De promotiecampagne van VLAM kan over drie jaar heen op 3 miljoen rekenen, waarvan 80 procent Europese subsidies. Serieuze middelen, maar de jaarlijkse exportwaarde van bevroren aardappelproducten bedraagt voor België wel zo'n 1,5 miljard euro. Op dit moment krijgen de Belgische frieten in Hanoi zelfs een duwtje in de rug van Vlaams minister-president Geert Bourgeois (N-VA).

Licence to fry

En zo gebeurt het dat twee gepensioneerde Belgische frituristen in een winkelcentrum in Bangkok frieten staan bakken en die in gebroken Engels aanbieden. "Veel authentieker dan dat wordt onze frietkotcultuur niet", zegt projectcoördinator Hartwig Moyaert. Voor de 'funfactor' moet dan weer James Bint zorgen, met – jawel – een licence to fry

De frietkotcultuur klakkeloos importeren is echter niet de bedoeling. "Dat is al eerder geprobeerd en die mensen zijn van een kale reis teruggekeerd", zegt Cools. "Je moet geen friet met mayonaise proberen op te dringen als mensen in Vietnam liever chillisaus willen." Wat de bedrijven in vraag willen stellen is eerder het Amerikaanse model: de friet verankerd als side dish, een bijkomstigheid. En bereid volgens een gestandardiseerd proces. 
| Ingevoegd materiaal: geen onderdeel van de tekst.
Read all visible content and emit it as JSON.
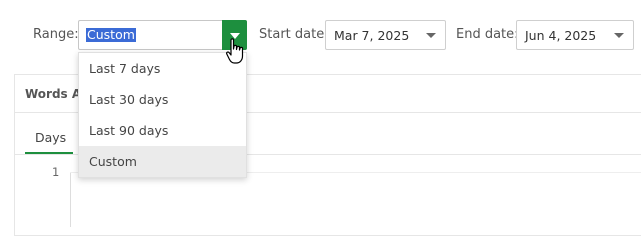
{
  "range": {
    "label": "Range:",
    "selected": "Custom",
    "options": [
      "Last 7 days",
      "Last 30 days",
      "Last 90 days",
      "Custom"
    ]
  },
  "start_date": {
    "label": "Start date:",
    "value": "Mar 7, 2025"
  },
  "end_date": {
    "label": "End date:",
    "value": "Jun 4, 2025"
  },
  "panel": {
    "title": "Words Ac",
    "tabs": [
      "Days"
    ],
    "y_tick": "1"
  },
  "colors": {
    "accent": "#1d8f3e",
    "selection": "#3b6bd6"
  },
  "icons": {
    "cursor": "hand-pointer-icon",
    "caret": "chevron-down-icon"
  }
}
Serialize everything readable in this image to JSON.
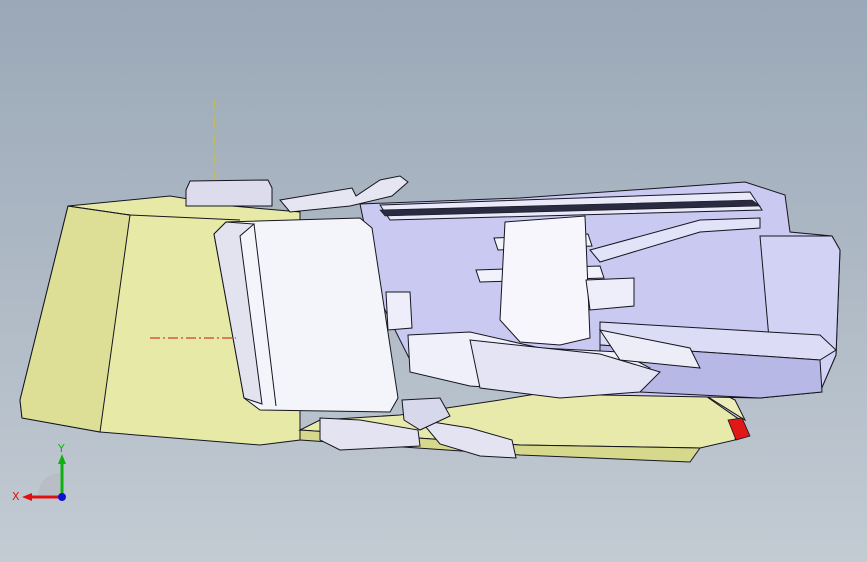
{
  "viewport": {
    "background_top": "#9aa8b7",
    "background_bottom": "#c3cbd3"
  },
  "model": {
    "colors": {
      "yellow_part": "#e7eaa6",
      "yellow_shade": "#d3d78a",
      "lavender_part": "#c9c9f2",
      "lavender_dark": "#a9a9dc",
      "white_part": "#f4f4fb",
      "edge": "#15151f",
      "centerline": "#d01010",
      "highlight_red": "#e01818"
    }
  },
  "triad": {
    "x_label": "X",
    "y_label": "Y",
    "x_color": "#e01010",
    "y_color": "#10b010",
    "z_color": "#1010d0",
    "icon": "coordinate-triad-icon"
  }
}
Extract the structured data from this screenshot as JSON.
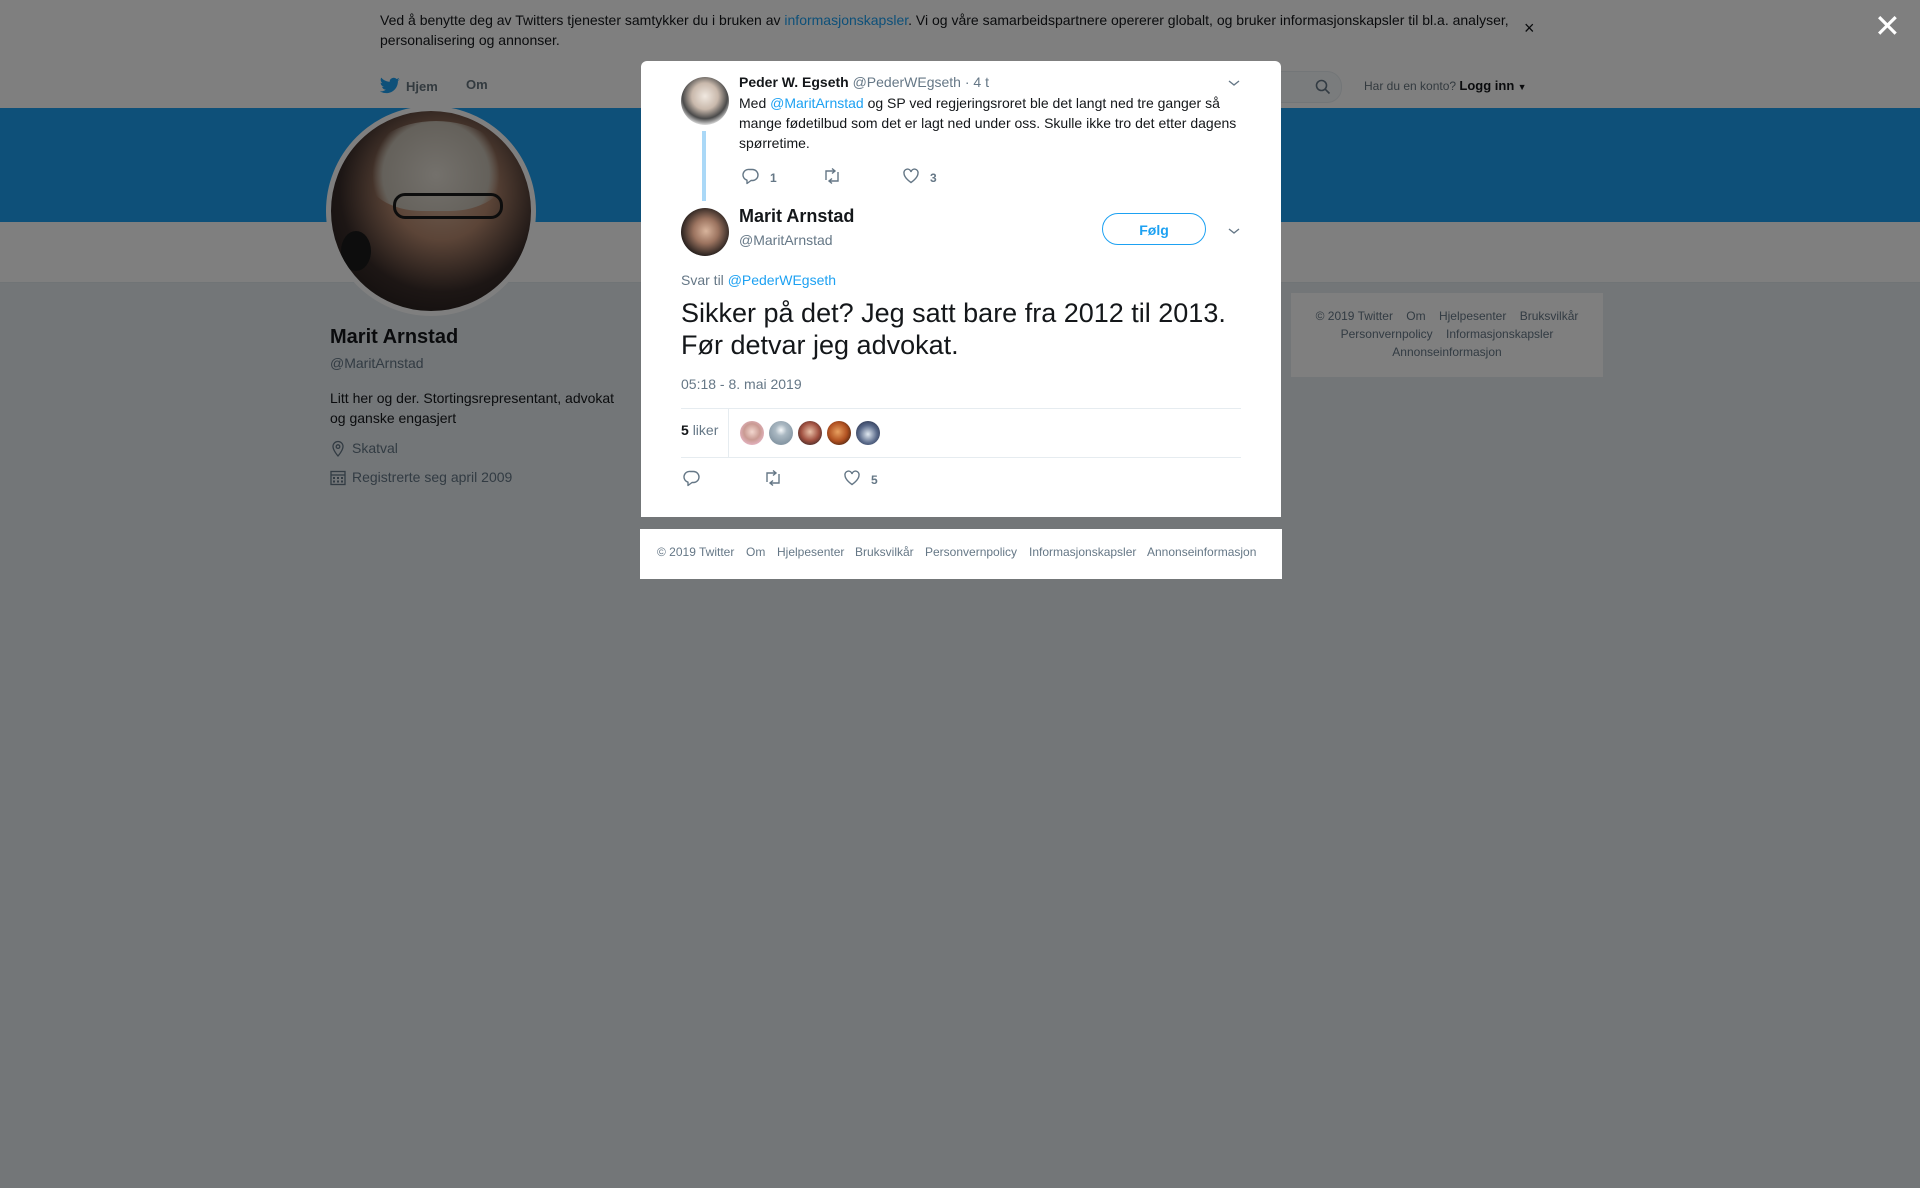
{
  "cookie_bar": {
    "text_before": "Ved å benytte deg av Twitters tjenester samtykker du i bruken av ",
    "link": "informasjonskapsler",
    "text_after": ". Vi og våre samarbeidspartnere opererer globalt, og bruker informasjonskapsler til bl.a. analyser, personalisering og annonser.",
    "close": "×"
  },
  "topnav": {
    "home": "Hjem",
    "about": "Om",
    "account_question": "Har du en konto?",
    "login": "Logg inn"
  },
  "profile": {
    "name": "Marit Arnstad",
    "handle": "@MaritArnstad",
    "bio": "Litt her og der. Stortingsrepresentant, advokat og ganske engasjert",
    "location": "Skatval",
    "joined": "Registrerte seg april 2009"
  },
  "side_footer": {
    "line1": [
      "© 2019 Twitter",
      "Om",
      "Hjelpesenter",
      "Bruksvilkår"
    ],
    "line2": [
      "Personvernpolicy",
      "Informasjonskapsler"
    ],
    "line3": [
      "Annonseinformasjon"
    ]
  },
  "overlay": {
    "close": "✕"
  },
  "parent_tweet": {
    "name": "Peder W. Egseth",
    "handle": "@PederWEgseth",
    "time": "· 4 t",
    "text_before": "Med ",
    "mention": "@MaritArnstad",
    "text_after": " og SP ved regjeringsroret ble det langt ned tre ganger så mange fødetilbud som det er lagt ned under oss. Skulle ikke tro det etter dagens spørretime.",
    "replies": "1",
    "retweets": "",
    "likes": "3"
  },
  "main_tweet": {
    "name": "Marit Arnstad",
    "handle": "@MaritArnstad",
    "follow": "Følg",
    "reply_to_label": "Svar til",
    "reply_to_handle": "@PederWEgseth",
    "text": "Sikker på det? Jeg satt bare fra 2012 til 2013. Før detvar jeg advokat.",
    "timestamp": "05:18 - 8. mai 2019",
    "likes_count": "5",
    "likes_label": "liker",
    "action_replies": "",
    "action_retweets": "",
    "action_likes": "5"
  },
  "modal_footer": [
    "© 2019 Twitter",
    "Om",
    "Hjelpesenter",
    "Bruksvilkår",
    "Personvernpolicy",
    "Informasjonskapsler",
    "Annonseinformasjon"
  ],
  "colors": {
    "accent": "#1da1f2",
    "overlay": "#00000080",
    "text": "#14171a",
    "muted": "#657786"
  }
}
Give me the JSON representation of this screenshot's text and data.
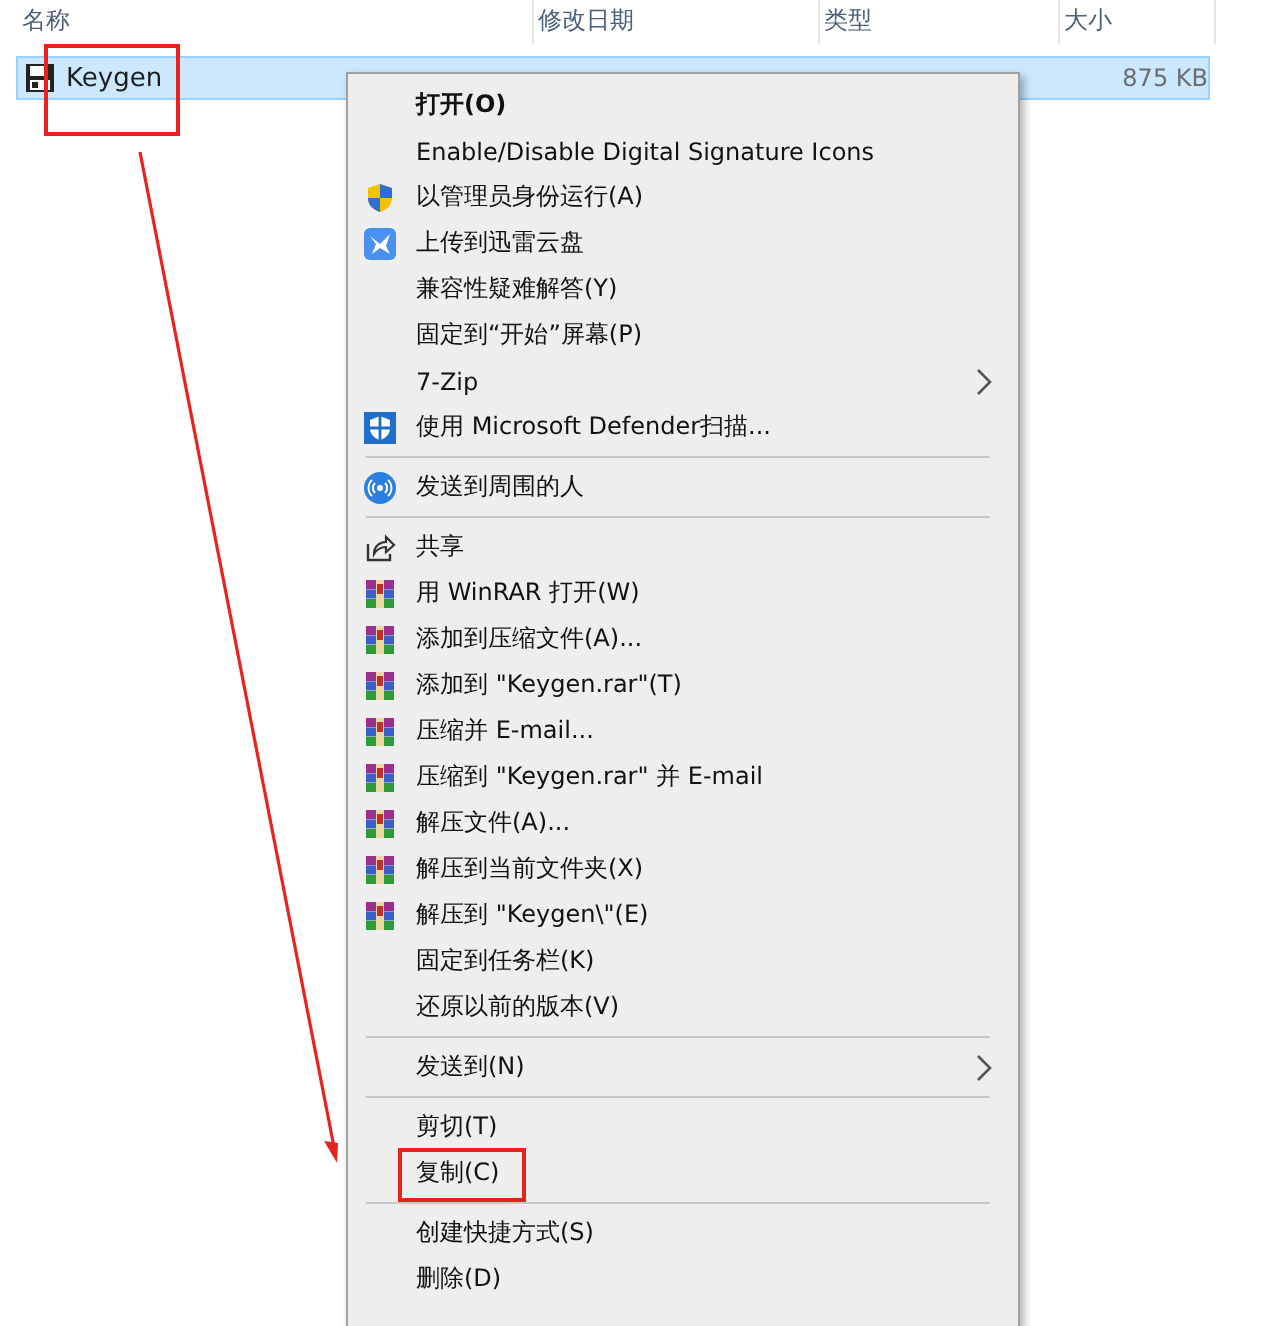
{
  "columns": [
    {
      "label": "名称"
    },
    {
      "label": "修改日期"
    },
    {
      "label": "类型"
    },
    {
      "label": "大小"
    }
  ],
  "files": [
    {
      "name": "Keygen",
      "size": "875 KB",
      "selected": true,
      "highlighted": true
    }
  ],
  "context_menu": {
    "items": [
      {
        "kind": "text",
        "label": "打开(O)",
        "default": true,
        "submenu": false,
        "highlighted": false
      },
      {
        "kind": "text",
        "label": "Enable/Disable Digital Signature Icons",
        "default": false,
        "submenu": false,
        "highlighted": false
      },
      {
        "kind": "uac",
        "label": "以管理员身份运行(A)",
        "default": false,
        "submenu": false,
        "highlighted": false
      },
      {
        "kind": "cloud",
        "label": "上传到迅雷云盘",
        "default": false,
        "submenu": false,
        "highlighted": false
      },
      {
        "kind": "text",
        "label": "兼容性疑难解答(Y)",
        "default": false,
        "submenu": false,
        "highlighted": false
      },
      {
        "kind": "text",
        "label": "固定到“开始”屏幕(P)",
        "default": false,
        "submenu": false,
        "highlighted": false
      },
      {
        "kind": "text",
        "label": "7-Zip",
        "default": false,
        "submenu": true,
        "highlighted": false
      },
      {
        "kind": "defender",
        "label": "使用 Microsoft Defender扫描...",
        "default": false,
        "submenu": false,
        "highlighted": false
      },
      {
        "kind": "separator"
      },
      {
        "kind": "nearby",
        "label": "发送到周围的人",
        "default": false,
        "submenu": false,
        "highlighted": false
      },
      {
        "kind": "separator"
      },
      {
        "kind": "share",
        "label": "共享",
        "default": false,
        "submenu": false,
        "highlighted": false
      },
      {
        "kind": "archive",
        "label": "用 WinRAR 打开(W)",
        "default": false,
        "submenu": false,
        "highlighted": false
      },
      {
        "kind": "archive",
        "label": "添加到压缩文件(A)...",
        "default": false,
        "submenu": false,
        "highlighted": false
      },
      {
        "kind": "archive",
        "label": "添加到 \"Keygen.rar\"(T)",
        "default": false,
        "submenu": false,
        "highlighted": false
      },
      {
        "kind": "archive",
        "label": "压缩并 E-mail...",
        "default": false,
        "submenu": false,
        "highlighted": false
      },
      {
        "kind": "archive",
        "label": "压缩到 \"Keygen.rar\" 并 E-mail",
        "default": false,
        "submenu": false,
        "highlighted": false
      },
      {
        "kind": "archive",
        "label": "解压文件(A)...",
        "default": false,
        "submenu": false,
        "highlighted": false
      },
      {
        "kind": "archive",
        "label": "解压到当前文件夹(X)",
        "default": false,
        "submenu": false,
        "highlighted": false
      },
      {
        "kind": "archive",
        "label": "解压到 \"Keygen\\\"(E)",
        "default": false,
        "submenu": false,
        "highlighted": false
      },
      {
        "kind": "text",
        "label": "固定到任务栏(K)",
        "default": false,
        "submenu": false,
        "highlighted": false
      },
      {
        "kind": "text",
        "label": "还原以前的版本(V)",
        "default": false,
        "submenu": false,
        "highlighted": false
      },
      {
        "kind": "separator"
      },
      {
        "kind": "text",
        "label": "发送到(N)",
        "default": false,
        "submenu": true,
        "highlighted": false
      },
      {
        "kind": "separator"
      },
      {
        "kind": "text",
        "label": "剪切(T)",
        "default": false,
        "submenu": false,
        "highlighted": false
      },
      {
        "kind": "text",
        "label": "复制(C)",
        "default": false,
        "submenu": false,
        "highlighted": true
      },
      {
        "kind": "separator"
      },
      {
        "kind": "text",
        "label": "创建快捷方式(S)",
        "default": false,
        "submenu": false,
        "highlighted": false
      },
      {
        "kind": "text",
        "label": "删除(D)",
        "default": false,
        "submenu": false,
        "highlighted": false
      }
    ]
  }
}
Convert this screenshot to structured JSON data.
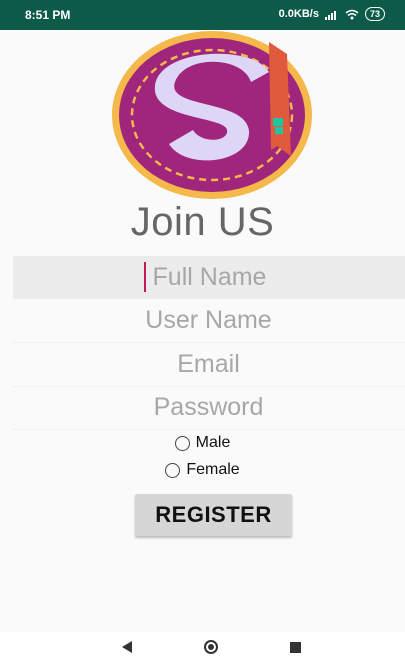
{
  "status_bar": {
    "time": "8:51 PM",
    "network_speed": "0.0KB/s",
    "battery": "73",
    "signal_icon": "signal-icon",
    "wifi_icon": "wifi-icon"
  },
  "logo": {
    "icon": "app-logo-s",
    "colors": {
      "ring": "#f5b84a",
      "badge": "#a0257c",
      "letter": "#ddd6f7",
      "bookmark": "#e05a3e"
    }
  },
  "form": {
    "title": "Join US",
    "full_name_placeholder": "Full Name",
    "user_name_placeholder": "User Name",
    "email_placeholder": "Email",
    "password_placeholder": "Password",
    "gender_options": [
      "Male",
      "Female"
    ],
    "register_label": "REGISTER"
  },
  "nav_bar": {
    "back_icon": "back-icon",
    "home_icon": "home-icon",
    "recents_icon": "recents-icon"
  },
  "colors": {
    "status_bar": "#0d5a49",
    "caret": "#c2185b",
    "button": "#d6d6d6"
  }
}
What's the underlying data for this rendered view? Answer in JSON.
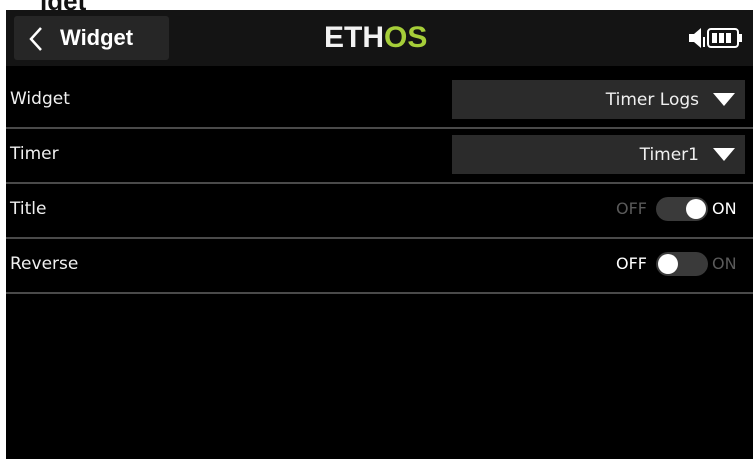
{
  "page_heading": "lget",
  "header": {
    "back_label": "Widget",
    "logo_left": "ETH",
    "logo_right": "OS",
    "logo_accent_color": "#a6ce39"
  },
  "rows": [
    {
      "label": "Widget",
      "type": "dropdown",
      "value": "Timer Logs"
    },
    {
      "label": "Timer",
      "type": "dropdown",
      "value": "Timer1"
    },
    {
      "label": "Title",
      "type": "toggle",
      "off_label": "OFF",
      "on_label": "ON",
      "state": "on"
    },
    {
      "label": "Reverse",
      "type": "toggle",
      "off_label": "OFF",
      "on_label": "ON",
      "state": "off"
    }
  ],
  "icons": {
    "back": "chevron-left-icon",
    "volume": "speaker-icon",
    "battery": "battery-icon",
    "dropdown": "caret-down-icon"
  }
}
"Terwijl diversiteit net onze sterkte is: de ene Belg wil zijn frieten gebakken in kokosolie, de andere liefst in ossenvet", zegt Jon Heylen van Agristo, een van de vijf bedrijven die deelnemen aan de missie. "Met de Belgian fry willen we dat belevingsverhaal ook uitstralen."

'Je moet geen friet met mayonaise proberen op te dringen als mensen in Vietnam liever chillisaus willen'
Romain Cools van sectorfederatie Belgapom

Over de populaire benaming maken ze zich bij VLAM echter geen illusies. "French fries is de algemeen aanvaarde term en dat zal de komende jaren zo blijven. Zelfs op Belgische menukaarten zie je het vaak staan bij de Engelse vertaling", zegt Moyaert. Achter het pr-schermpje van de Belgian fry schuilt dan ook het echte doel: zakenpartners vinden, deals sluiten en exportcijfers verhogen.

En maar goed ook, want de origine van de friet aan België koppelen is niet alleen praktisch onmogelijk, de claim lijkt ook historisch gezien niet recht te blijven. Het eerste Belgische frietkot zou namelijk in 1838 in Luik geopend zijn door de Duitser Fritz Krieger, die frieten had leren maken in ... Frankrijk. En de Amerikaanse soldaten dan? De term french fried potaties duikt al op in 1856. We zullen tevreden moeten zijn met de frietcultuur.